L'histoire de la jeune pousse démarre en septembre 2004. Elle reçoit un contrat pour développer un appareil de mesure de la résistance des aiguillages sur le tronçon à haute vitesse Mattstätten-Rothrist. Comme souvent en Suisse, les capitaux de départ sont récoltés auprès de la famille et des amis, en plus des fonds propres investis par le jeune entrepreneur. Ils servent à la réalisation d'un prototype la même année.

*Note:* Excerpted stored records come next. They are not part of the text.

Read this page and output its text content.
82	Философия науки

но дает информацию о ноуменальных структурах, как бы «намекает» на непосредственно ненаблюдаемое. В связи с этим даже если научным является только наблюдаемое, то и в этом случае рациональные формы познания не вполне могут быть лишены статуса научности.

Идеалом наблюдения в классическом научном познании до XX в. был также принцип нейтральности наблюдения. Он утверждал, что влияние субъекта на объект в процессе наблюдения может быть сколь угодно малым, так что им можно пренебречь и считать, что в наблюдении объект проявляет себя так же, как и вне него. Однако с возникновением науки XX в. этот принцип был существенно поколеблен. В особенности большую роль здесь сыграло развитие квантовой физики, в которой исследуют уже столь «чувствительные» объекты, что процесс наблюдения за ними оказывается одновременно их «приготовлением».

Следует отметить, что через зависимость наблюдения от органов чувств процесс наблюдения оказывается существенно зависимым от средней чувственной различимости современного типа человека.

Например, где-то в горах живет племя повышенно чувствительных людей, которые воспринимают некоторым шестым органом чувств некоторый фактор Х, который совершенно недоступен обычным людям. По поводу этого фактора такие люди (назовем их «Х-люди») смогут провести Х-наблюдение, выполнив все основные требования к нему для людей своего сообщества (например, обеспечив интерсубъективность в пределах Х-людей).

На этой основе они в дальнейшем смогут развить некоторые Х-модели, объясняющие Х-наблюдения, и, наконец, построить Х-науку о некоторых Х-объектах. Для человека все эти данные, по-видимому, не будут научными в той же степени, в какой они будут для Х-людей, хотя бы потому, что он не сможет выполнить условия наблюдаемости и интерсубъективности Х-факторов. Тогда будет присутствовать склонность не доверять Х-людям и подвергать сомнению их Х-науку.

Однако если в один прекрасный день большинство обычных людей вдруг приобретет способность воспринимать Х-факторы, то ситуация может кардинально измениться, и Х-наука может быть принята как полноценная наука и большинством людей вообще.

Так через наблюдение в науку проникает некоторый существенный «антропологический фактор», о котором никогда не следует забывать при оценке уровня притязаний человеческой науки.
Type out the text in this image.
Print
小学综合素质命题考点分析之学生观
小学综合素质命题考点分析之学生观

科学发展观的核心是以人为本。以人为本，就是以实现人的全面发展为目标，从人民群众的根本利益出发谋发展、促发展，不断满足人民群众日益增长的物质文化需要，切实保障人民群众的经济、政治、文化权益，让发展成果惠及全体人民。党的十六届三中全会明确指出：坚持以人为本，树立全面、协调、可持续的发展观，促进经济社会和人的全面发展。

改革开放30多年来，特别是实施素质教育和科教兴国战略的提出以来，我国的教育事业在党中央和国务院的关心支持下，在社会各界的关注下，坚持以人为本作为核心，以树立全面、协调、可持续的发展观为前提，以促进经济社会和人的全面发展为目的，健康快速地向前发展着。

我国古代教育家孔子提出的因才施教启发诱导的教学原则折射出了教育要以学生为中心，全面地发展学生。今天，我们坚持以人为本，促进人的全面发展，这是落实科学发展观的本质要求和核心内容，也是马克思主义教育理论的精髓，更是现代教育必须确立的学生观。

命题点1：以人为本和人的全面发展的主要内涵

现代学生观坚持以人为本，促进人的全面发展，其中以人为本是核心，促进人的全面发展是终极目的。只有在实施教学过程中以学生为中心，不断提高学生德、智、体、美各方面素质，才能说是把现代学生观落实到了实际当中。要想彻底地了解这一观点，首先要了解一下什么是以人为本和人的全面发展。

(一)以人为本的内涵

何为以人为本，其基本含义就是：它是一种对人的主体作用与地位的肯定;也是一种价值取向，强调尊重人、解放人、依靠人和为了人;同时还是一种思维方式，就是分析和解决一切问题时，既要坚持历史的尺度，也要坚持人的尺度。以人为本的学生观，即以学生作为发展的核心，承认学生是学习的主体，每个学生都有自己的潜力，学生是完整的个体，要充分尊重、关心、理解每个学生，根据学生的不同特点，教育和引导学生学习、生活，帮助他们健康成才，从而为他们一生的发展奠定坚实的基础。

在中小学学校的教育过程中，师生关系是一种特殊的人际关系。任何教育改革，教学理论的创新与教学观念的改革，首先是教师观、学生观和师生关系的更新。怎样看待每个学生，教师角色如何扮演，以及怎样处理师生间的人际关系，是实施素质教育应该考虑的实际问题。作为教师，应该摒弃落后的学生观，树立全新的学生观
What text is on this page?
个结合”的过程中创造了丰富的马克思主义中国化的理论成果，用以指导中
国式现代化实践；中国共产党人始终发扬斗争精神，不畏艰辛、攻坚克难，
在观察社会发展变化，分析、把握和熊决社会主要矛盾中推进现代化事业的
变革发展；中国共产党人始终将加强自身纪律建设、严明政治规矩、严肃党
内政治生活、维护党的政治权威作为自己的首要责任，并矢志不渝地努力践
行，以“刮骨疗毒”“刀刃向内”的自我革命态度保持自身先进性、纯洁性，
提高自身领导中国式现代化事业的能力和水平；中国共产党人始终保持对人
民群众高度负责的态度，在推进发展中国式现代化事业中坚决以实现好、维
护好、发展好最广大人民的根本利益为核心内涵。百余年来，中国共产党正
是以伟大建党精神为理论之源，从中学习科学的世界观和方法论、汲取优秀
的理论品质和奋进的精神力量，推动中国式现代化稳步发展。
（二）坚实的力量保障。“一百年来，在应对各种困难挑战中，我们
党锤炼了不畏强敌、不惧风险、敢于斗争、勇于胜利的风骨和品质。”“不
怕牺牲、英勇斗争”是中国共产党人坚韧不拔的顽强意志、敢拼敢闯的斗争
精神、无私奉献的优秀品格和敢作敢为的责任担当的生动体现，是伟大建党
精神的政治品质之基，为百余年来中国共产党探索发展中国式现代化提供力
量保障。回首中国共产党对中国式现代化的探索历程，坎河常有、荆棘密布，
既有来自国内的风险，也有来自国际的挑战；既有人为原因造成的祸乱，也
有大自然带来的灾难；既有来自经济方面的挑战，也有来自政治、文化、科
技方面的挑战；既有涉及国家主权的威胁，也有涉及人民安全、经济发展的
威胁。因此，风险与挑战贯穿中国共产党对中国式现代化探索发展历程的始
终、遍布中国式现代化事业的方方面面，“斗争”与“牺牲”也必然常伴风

En 2005, Stefan Loosli reçoit le soutien de Venturelab pour la réalisation d'un «business plan». La même année, la production en petite série débute en Suisse. 

«Nous avons écoulé 20 appareils jusqu'à présent, notamment pour les CFF, notre plus grand client. Dans le pays, il y un potentiel pour 40 produits supplémentaires. Nous avons reçu plusieurs commandes, la plupart de Suisse alémanique, et sommes en train de les honorer. En d'autres termes, 95% du marché suisse pourraient être à moyen terme couverts par nos produits», se réjouit Stefan Loosli.

Après la Suisse, Hastema voit son avenir à l'étranger. «Nous voulons étendre nos activités en Europe, puis en Asie. Aujourd'hui, j'ai davantage besoin de coaching, d'une personne qui puisse grâce à ses contacts m'ouvrir les portes de l'Europe. D'un point de vue financier, Hastema souhaite toutefois récolter 300.000 francs suisses. Cela permettrait d'assurer nos activités entre la commande de notre produit depuis l'étranger et le paiement du client», souligne Stefan Loosli. 

La jeune pousse espère au minimum doubler son chiffre d'affaires annuel durant les prochaines années, grâce à son expansion à l'étranger. «A moyen terme, nous pourrions dégager des ventes avoisinant 10 millions de francs. Pour cela, il suffirait de détenir 10% du marché européen. Ce dernier est extrêmement prometteur, car les tronçons à grande vitesse s'y multiplient. Ils nécessitent des contrôles des aiguillages qui pourraient être réalisés grâce à notre produit», conclut Stefan Loosli. 

Une expansion qui devrait permettre à Hastema, également active dans la construction de machines pour l'industrie automobile (la jeune pousse compte parmi ses clients Georg Fischer et Mikron (MIKN.S)), d'atteindre la rentabilité en 2008.
 



Hastema, ou comment prospérer grace aux aiguillages suisses... Fondée en 2004, la jeune pousse biennoise espère trouver la perle rare capable de lui ouvrir les portes à l'étranger. Ainsi, ses ventes pourraient plus que doubler chaque année, et la société être rentable dès 2008.